Zo! Brings His ManMade Soul Music Back To His Hometown of Detroit This Saturday
The music of the Detroit born and raised multi-instrumentalist/producer Lorenzo Ferguson, known to all us as Zo!, brings back the deep soul music from generations past. Currently residing in Maryland, Zo! has been releasing his own projects for over a decade now and is currently a member of The Foreign Exchange collective started by Phonte Coleman (formerly of the hip-hop group Little Brother) and Dutch hip-hop/soul producer Nicolay. Recently, Zo! released the newest chapter in his vast discography with ManMade, a voyage into depths of real soul music, and he’s coming back to his hometown this Saturday, June 29th at the Elizabeth Theatre in downtown Detroit to present the album live in concert. I asked Zo! about the new album and his feelings about living a life in music.
How would you describe the progression of your projects from the early works to ManMade?
I think there’s a greater quality of musicianship from album to album because of the time that I get to put in on my instruments. Experience has played a huge part in being able to develop a sound that I feel is my own as well as just being able to apply music making in the studio to more of a live experience because I’ve been on the road more often lately and it’s been easier to pick up on what a crowd responds to. To me, live presentation and interaction with your listeners is just as important as your studio release. If you’re able to make the two work hand-in-hand, you have a much better shot at connecting with your people musically.
Why did you name your album ManMade? What’s the principle theme behind it?

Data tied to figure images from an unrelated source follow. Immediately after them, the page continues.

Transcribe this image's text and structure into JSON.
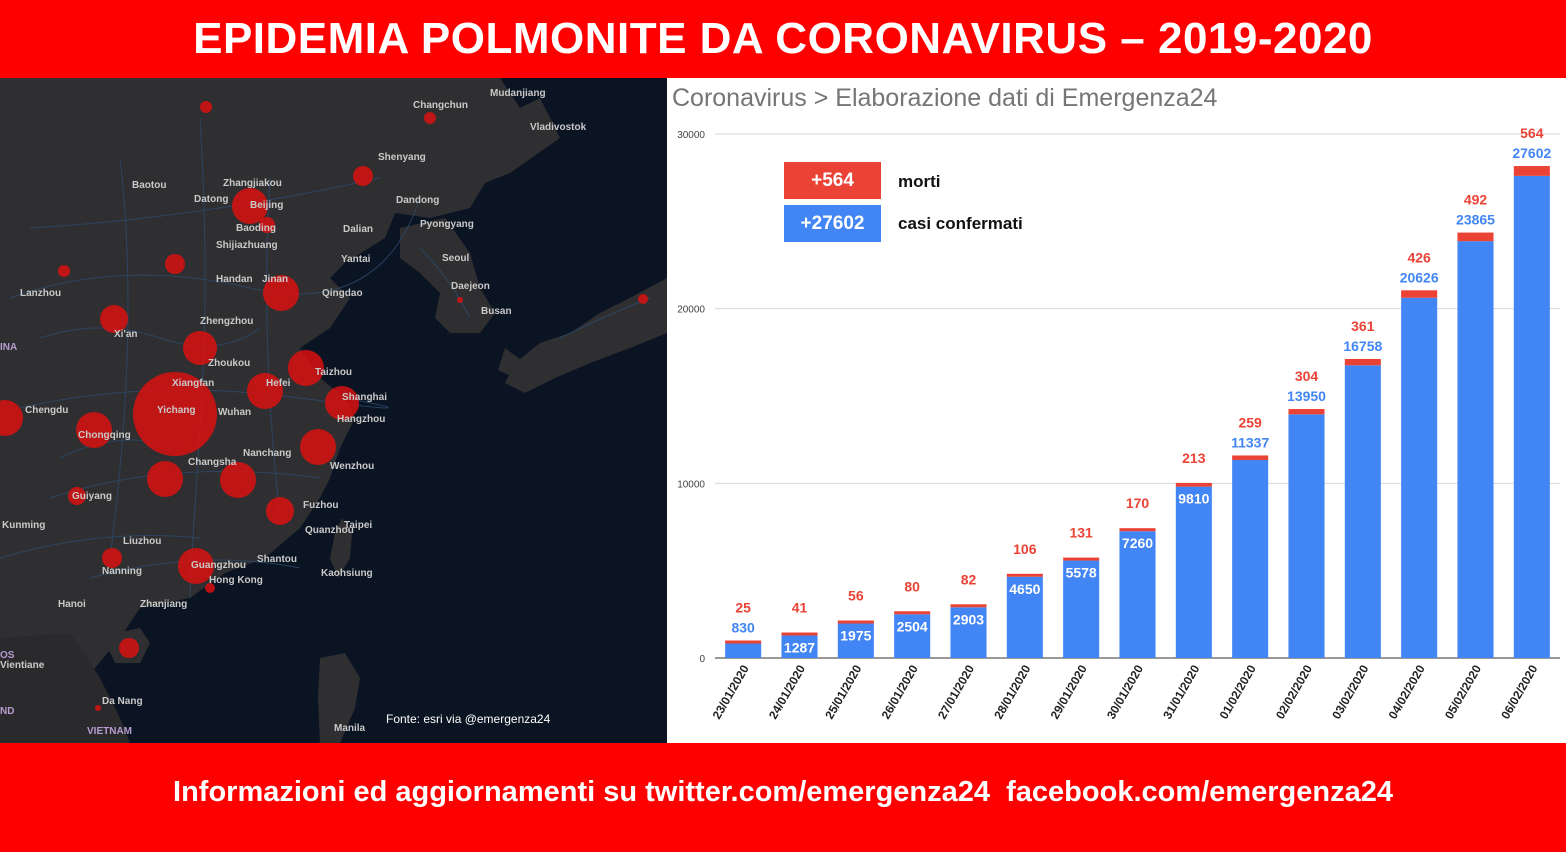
{
  "header": {
    "title": "EPIDEMIA POLMONITE DA CORONAVIRUS – 2019-2020"
  },
  "footer": {
    "text": "Informazioni ed aggiornamenti su twitter.com/emergenza24  facebook.com/emergenza24"
  },
  "map": {
    "source": "Fonte: esri via @emergenza24",
    "cities": [
      "Changchun",
      "Mudanjiang",
      "Vladivostok",
      "Shenyang",
      "Dandong",
      "Baotou",
      "Zhangjiakou",
      "Datong",
      "Beijing",
      "Baoding",
      "Dalian",
      "Pyongyang",
      "Shijiazhuang",
      "Yantai",
      "Seoul",
      "Jinan",
      "Lanzhou",
      "Handan",
      "Qingdao",
      "Daejeon",
      "Busan",
      "Zhengzhou",
      "Xi'an",
      "Zhoukou",
      "Taizhou",
      "Xiangfan",
      "Hefei",
      "Shanghai",
      "Yichang",
      "Wuhan",
      "Chengdu",
      "Hangzhou",
      "Chongqing",
      "Nanchang",
      "Changsha",
      "Wenzhou",
      "Guiyang",
      "Fuzhou",
      "Taipei",
      "Kunming",
      "Quanzhou",
      "Liuzhou",
      "Shantou",
      "Nanning",
      "Guangzhou",
      "Kaohsiung",
      "Hong Kong",
      "Hanoi",
      "Zhanjiang",
      "Vientiane",
      "Da Nang",
      "Manila",
      "VIETNAM",
      "INA",
      "OS",
      "ND"
    ],
    "bubble_color": "#e01010"
  },
  "chart_data": {
    "type": "bar",
    "title": "Coronavirus > Elaborazione dati di Emergenza24",
    "categories": [
      "23/01/2020",
      "24/01/2020",
      "25/01/2020",
      "26/01/2020",
      "27/01/2020",
      "28/01/2020",
      "29/01/2020",
      "30/01/2020",
      "31/01/2020",
      "01/02/2020",
      "02/02/2020",
      "03/02/2020",
      "04/02/2020",
      "05/02/2020",
      "06/02/2020"
    ],
    "series": [
      {
        "name": "casi confermati",
        "color": "#4285f4",
        "values": [
          830,
          1287,
          1975,
          2504,
          2903,
          4650,
          5578,
          7260,
          9810,
          11337,
          13950,
          16758,
          20626,
          23865,
          27602
        ]
      },
      {
        "name": "morti",
        "color": "#ea4335",
        "values": [
          25,
          41,
          56,
          80,
          82,
          106,
          131,
          170,
          213,
          259,
          304,
          361,
          426,
          492,
          564
        ]
      }
    ],
    "stacked": true,
    "ylim": [
      0,
      30000
    ],
    "yticks": [
      "0",
      "10000",
      "20000",
      "30000"
    ],
    "grid": true,
    "legend": [
      {
        "value": "+564",
        "label": "morti",
        "color": "#ea4335"
      },
      {
        "value": "+27602",
        "label": "casi confermati",
        "color": "#4285f4"
      }
    ],
    "legend_position": "top-left"
  }
}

ManMade describes the work ethic needed as a completely independent musician/artist. We’re booking our own shows, building relationships with our listeners, making the music, etc. — it is very much blue-collar work and you can’t be afraid to get your hands dirty in order to accomplish long-term goals. Even the cover art is a depiction of me walking to work, where “work” is in this dilapidated building that represents our music industry. I’m basically representing the “last of a dying breed” group of artists who has no management, plays 95 percent of the instruments on the album, helps to distribute the music while touring… and I’m walking into this broken down building/industry to shine my light on it as much as I possibly can.